YKP Sekretarya Üyesi Alpay Durduran, Erenköy konusundaki tartışmaları değerlendirdi, taraflara Gerçekleri kabul edin ve bir daha yapmayacağınızı kanıtlayın çağrısı yaptı. Alpay Durduran’ın açıklaması şöyle:
Yarım doğru söyleyerek yalan söylemek yani ayıp olan gerçeğin bir kısmını kullanarak diğer kısmını saklamak yalan söylemektir. Bu o kadar açık ve bilinen bir şeydir ki Kuran’da bile örnek olarak durmaktadır. Hz. Muhammet bir aile için konuda gerçeğin yalnız bir kısmını anlatmış ve Kuran’da bağışlanmış olduğu yer almıştı. İyi niyetine verildiği için affedilmişti.
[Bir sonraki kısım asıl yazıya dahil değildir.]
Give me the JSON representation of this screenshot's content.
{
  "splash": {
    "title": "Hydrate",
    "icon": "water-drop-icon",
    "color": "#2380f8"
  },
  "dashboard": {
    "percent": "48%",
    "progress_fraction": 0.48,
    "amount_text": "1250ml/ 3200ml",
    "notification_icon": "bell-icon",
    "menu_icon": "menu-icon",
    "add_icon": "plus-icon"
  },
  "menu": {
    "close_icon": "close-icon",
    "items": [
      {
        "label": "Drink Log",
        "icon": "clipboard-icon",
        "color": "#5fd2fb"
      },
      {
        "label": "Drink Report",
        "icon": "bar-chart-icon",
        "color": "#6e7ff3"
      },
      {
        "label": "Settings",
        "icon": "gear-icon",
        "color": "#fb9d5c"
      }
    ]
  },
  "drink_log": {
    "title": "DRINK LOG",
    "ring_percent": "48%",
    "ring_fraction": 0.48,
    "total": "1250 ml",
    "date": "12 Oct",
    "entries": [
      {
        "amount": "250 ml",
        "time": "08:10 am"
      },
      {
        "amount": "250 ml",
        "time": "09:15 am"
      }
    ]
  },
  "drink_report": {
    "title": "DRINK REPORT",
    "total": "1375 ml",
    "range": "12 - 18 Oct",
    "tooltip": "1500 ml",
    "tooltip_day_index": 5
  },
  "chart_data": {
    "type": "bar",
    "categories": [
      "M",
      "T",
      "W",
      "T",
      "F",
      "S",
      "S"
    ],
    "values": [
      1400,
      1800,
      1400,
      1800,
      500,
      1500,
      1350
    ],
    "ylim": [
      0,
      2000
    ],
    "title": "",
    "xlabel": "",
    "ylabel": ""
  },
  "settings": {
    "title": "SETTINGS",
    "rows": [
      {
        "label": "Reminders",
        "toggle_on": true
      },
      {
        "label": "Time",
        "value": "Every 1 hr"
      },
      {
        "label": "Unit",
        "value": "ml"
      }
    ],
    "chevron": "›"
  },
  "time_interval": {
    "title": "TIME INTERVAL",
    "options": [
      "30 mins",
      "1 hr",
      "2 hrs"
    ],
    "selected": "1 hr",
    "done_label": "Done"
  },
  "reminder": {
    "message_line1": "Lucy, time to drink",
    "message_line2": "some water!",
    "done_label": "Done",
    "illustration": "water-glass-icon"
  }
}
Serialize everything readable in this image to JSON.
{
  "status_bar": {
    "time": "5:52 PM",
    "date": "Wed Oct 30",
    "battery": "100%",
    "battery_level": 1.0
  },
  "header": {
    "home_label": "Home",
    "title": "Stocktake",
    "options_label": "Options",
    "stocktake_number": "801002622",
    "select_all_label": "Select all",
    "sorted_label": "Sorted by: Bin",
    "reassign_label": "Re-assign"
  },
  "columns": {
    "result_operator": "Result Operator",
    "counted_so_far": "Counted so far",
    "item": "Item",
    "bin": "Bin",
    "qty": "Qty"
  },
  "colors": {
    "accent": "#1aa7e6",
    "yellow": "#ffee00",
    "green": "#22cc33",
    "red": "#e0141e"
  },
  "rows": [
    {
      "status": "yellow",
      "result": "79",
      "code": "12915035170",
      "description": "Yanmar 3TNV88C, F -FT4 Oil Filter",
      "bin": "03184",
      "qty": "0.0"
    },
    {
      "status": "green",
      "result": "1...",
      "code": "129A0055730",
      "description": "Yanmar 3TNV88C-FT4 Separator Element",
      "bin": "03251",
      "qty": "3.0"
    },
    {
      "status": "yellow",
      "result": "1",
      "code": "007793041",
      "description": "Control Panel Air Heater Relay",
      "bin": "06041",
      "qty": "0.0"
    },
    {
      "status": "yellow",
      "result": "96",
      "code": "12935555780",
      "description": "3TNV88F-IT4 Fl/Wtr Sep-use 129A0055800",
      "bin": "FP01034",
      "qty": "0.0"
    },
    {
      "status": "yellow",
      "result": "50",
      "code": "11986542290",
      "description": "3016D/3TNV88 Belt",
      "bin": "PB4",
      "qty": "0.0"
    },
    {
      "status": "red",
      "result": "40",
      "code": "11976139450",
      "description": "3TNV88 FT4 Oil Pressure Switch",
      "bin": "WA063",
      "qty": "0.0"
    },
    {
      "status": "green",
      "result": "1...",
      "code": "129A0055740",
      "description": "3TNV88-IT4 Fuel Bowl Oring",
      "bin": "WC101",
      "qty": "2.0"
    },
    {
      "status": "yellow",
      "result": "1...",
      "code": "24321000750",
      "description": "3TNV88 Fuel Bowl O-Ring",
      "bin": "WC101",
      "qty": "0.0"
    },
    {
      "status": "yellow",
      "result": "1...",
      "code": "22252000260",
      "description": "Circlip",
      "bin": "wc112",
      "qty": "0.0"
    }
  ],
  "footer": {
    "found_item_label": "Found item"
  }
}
Erenköy’de Napalm bombası kullanılmasını anımsatan Yunanistan da gerçeğin bir kısmını kullanarak Türkiye’yi suçlarken kendinin orada topçu birliğinin ne aradığını, desteklediği Kıbrıs’ın kuruluş anlaşmalarına ve anayasasına aykırı hükümetin sivilleri ayırmadan bombardımanını ve BM kararlarında olan durumu meşrulaştırmak için BM barış gücü ile iş birliği yapmayı reddederek Türk tarafının ihlallerini mazeret olarak kullanmasını unuttuğumuzu sanmasın.
Kayıplar konusu hala çözülmedi, kaybolma nedenleri araştırılmaya da başlanmadı. Bu konu iki toplumludur yani suçlular iki toplumdandır ve bir tarafı suçlamakla kazanılacak bir şey olamaz. Onun için siyasete bulaştırmamaya karar aldılar. Bu da suçluların iki toplumlu olduğunu kanıtlar. Dünya enayi değildir.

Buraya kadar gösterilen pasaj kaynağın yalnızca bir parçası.